PENEMUAN HUKUM BARU MELALUI DISERTASIKU
OLEH M.RAKIB SH., M.Ag Pekanbaru Riau Indonesia 2015. HP 0823
9038 1888
Judul disertasiku, Kritik terhadap konsep kekerasan terhadap anak,
di dalam UU Perlindungan anak Indonesia.
2015
Penulis menemukan hukum yang baru tentang memukul anak:
1. Anak
yang pernah dipukul, akan sportif mengakui kesalahannya dan dia tidak mau
berkelit. Dia menerima hukuman, denda, pukulan dengan suka rela. Kesadaran hukumnya terbentuk di dalam jiwa dan
keinsafannya akan selalu timbul.(Teori psikologi Marjorie Ganneo)
2. Anak
yang tidak pernah dipukul, akan memilki sikap sombong, mengelak dari kewajiban
dan berkelit, tidak sportif.
3. Anak
yang pernah dikpukul karena meninggalkan solat, akan tertaanam di dalam hatinya
bahwa salat itu sangat penting dan orangtua yang memukulnya mewakili kehendak
Allah SWT.
4. Menurut
hadits Abu Daud, umur 7 tahun anak disruh salat, umur 10 tahun tidak salat,
boleh dipukul, artinya ada waktu 3 tahun
mendidik anak, barulah boleh menghukunya dengan dipukul..
5. Hukuaman
pukulann rotan di pesanteren, seharusnya disosialisasikan terlelebih dahulu
kepada wali murid, buat tandatangannya, bahwa orang tua bersedia jika anaknya
dipukul.
6. Ayat
Al-Quran tentang memukul isteri yangm
durhaka, sejalan sejalan dengan penghukuman terhadap anak durhaka: a. dinasehati b. pisahkan tempat tidur, c. pukullah..dengan pukulan ringan.
7. Anak
yang boleh dipukul itu adalah anak yang sudah dididik tiga tahun lamanya. Orang
yang berhak memukulnya ialah orang yang sudah mendidiknya dengan benar, karena
di dalam dirinya terjalin rasa cinta dan rasa hormat, serta rasa ingin
mengobati penyakit yang masih tersisa
8. .Memeukul
murid, tanpa emosi, tidak berbekas, tidak pula di tempat yang sensitif,
bukanlah “Kekerasan”
Selama
ini, memukul anak itu jelek, melanggar HAM, bertentangan dengan UU Perlindungan
anak, tapi ada penemuan baru bahwa memukul anak dengan cara yang benar itu,
besar manfaatnya, tambahan pula memukul anak tidak salat itu merupakan tanda
masih adanya SENSE OF SYARI’AH. Penemuan
hukum ini, pada hakekatnya mewujudkan pengembanan hukum secara ilmiah dan
secara praktikal. Penemuan hukum sebagai sebuah reaksi terhadap situasi-situasi
problematikal yang dipaparkan orang dalam peristilahan hukum berkenaan dengan
dengan pertanyaan-pertanyaan hukum (rechtsvragen), konflik-konflik hukum atau
sengketa-sengketa hukum. Penemuan hukum diarahkan pada pemberian jawaban
terhadap pertanyaan-pertanyaan tentang hukum dan hal pencarian
penyelesaian-penyelesaian terhadap sengketa-sengketa konkret.

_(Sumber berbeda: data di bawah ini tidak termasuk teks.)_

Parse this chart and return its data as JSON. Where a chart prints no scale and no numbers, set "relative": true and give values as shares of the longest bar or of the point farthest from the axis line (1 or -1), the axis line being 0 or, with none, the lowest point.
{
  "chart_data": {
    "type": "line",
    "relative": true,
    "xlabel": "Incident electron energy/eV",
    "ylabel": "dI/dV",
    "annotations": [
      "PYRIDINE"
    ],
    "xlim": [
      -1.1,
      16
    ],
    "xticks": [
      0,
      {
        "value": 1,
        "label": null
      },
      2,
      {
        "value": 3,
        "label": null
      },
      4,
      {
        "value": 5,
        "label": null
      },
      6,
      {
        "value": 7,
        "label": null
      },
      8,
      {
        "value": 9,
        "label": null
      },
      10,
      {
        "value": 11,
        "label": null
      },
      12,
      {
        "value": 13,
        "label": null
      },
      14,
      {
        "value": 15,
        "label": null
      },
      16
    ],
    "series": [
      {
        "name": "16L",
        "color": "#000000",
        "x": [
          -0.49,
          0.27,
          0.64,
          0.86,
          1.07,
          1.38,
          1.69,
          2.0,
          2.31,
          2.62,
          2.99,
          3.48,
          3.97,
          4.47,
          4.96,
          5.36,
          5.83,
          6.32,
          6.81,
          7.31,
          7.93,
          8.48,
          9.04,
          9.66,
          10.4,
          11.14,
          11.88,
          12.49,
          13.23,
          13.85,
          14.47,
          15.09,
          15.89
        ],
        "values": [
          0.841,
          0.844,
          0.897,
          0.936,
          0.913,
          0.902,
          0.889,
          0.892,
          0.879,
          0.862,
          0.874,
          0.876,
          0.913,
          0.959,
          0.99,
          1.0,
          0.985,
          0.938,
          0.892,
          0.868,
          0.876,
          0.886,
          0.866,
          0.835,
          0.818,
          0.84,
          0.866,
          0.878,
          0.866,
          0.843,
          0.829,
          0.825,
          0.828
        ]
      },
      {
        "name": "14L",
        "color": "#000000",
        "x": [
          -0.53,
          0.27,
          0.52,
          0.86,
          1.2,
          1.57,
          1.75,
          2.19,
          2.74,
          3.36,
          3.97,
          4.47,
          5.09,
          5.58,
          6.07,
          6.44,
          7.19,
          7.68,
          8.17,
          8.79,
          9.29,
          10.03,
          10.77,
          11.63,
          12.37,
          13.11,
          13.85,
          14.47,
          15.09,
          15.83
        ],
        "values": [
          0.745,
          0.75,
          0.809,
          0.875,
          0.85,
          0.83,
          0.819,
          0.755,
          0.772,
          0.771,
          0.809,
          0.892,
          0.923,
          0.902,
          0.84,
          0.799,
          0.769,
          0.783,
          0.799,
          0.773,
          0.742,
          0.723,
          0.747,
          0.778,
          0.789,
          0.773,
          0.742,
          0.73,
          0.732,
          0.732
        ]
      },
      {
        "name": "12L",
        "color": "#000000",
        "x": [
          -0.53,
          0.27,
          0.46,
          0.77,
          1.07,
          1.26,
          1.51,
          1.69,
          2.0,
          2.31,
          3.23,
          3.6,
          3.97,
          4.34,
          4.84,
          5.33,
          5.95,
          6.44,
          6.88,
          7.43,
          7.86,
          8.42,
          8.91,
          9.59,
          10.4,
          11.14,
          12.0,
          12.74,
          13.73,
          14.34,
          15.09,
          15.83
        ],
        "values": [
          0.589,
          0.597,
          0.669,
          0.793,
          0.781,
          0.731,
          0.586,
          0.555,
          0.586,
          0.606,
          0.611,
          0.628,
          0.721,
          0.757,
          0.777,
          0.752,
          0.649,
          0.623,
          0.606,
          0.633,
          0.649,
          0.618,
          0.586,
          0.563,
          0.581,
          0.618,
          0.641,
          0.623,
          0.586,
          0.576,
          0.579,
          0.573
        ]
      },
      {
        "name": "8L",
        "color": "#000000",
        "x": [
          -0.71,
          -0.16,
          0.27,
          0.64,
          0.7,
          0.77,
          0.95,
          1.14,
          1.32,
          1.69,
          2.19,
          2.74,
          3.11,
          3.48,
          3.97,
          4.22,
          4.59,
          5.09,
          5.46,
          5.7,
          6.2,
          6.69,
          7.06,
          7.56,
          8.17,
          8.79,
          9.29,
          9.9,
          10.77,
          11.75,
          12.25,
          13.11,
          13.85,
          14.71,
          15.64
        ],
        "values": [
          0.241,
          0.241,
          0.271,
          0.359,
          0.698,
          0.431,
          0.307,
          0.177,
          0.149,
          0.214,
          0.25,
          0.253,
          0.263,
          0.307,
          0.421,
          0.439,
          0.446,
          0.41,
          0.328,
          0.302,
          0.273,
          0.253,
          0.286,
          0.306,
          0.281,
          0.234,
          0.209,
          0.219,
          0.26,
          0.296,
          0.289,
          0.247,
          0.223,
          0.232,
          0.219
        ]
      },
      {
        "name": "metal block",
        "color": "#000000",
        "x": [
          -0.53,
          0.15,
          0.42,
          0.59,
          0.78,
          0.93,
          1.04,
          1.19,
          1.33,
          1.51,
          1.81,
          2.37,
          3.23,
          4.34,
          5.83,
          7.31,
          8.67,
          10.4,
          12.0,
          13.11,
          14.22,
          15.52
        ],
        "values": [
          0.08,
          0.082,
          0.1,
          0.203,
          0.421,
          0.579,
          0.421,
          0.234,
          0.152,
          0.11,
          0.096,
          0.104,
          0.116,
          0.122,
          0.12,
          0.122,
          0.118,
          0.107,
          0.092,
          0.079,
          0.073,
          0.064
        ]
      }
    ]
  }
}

Terkait padanya antara lain diajukan
pertanyaan-pertanyaan tentang penjelasan (tafsiran) dan penerapan aturan-aturan
hukum, dan pertanyaan-pertanyaan tentang makna dari fakta-fakta yang
terhadapnya hukum harus diterapkan. Penemuan hukum berkenaan dengan hal
menemukan penyelesaian-penyelesaian dan jawaban-jawaban berdasarkan
kaidah-kaidah hukum.
Penemuan
hukum termasuk kegiatan sehari-hari para yuris, dan terjadi pada semua bidang
hukum, seperti hukum pidana, hukum perdata, hukum pemerintahan dan hukum pajak.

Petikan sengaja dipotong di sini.